In a year where the hits keep coming, COVID has triggered one positive outcome. Many Australians have used this surreal time to re-connect with arts (and crafts) culture. Whether it is virtually through online exhibitions or in their own home doing a DIY project, Australians of all ages have used art as a form of escape from the chaotic consequences of the pandemic.

For millennials, this has meant creating innovative textiles that comment on COVID; for Boomers who kept their jobs, exploring online art auctions to add to their collections.

WA-based textile artist, Emma Buswell's "Smashed avocado green sweater" went viral after featuring WA Premier Mark McGowans' quote, "there's nothing unlawful about going for a run and eating a kebab". Early in the lockdown, police in NSW had fined a jogger for stopping to eat a kebab while out running. Asked if a kebab fine would be issued in WA, Premier Mark McGowan had a laughing fit and Buswell turned it into art.

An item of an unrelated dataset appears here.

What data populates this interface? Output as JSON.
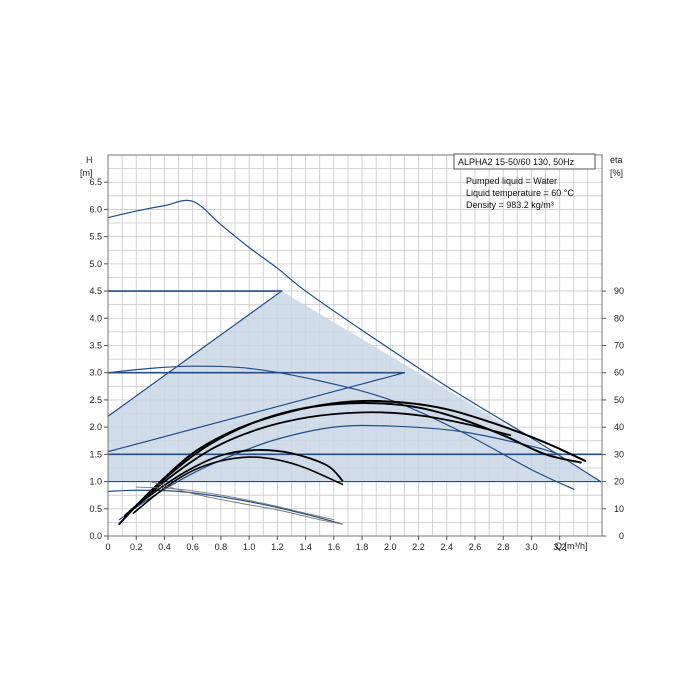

While individuals may be supporting the arts more than ever, Buswell believes the government needs to pull their weight too.

The Chair of the Museum of Contemporary Art (MCA), Lorraine Tarabay says "art has therapeutic benefits" and has been key to supporting anxious Australians through the health crisis. The MCA had an influx of traffic to their website in 2020 as art lovers used virtual exhibitions to fill the cultural void created by COVID.

Gallery doors have recently reopened (the MCA visitors are presently around 30 per cent of pre-COVID numbers) and Tarabay believes the museum will play a significant role in helping Sydney bounce back as a cultural hub.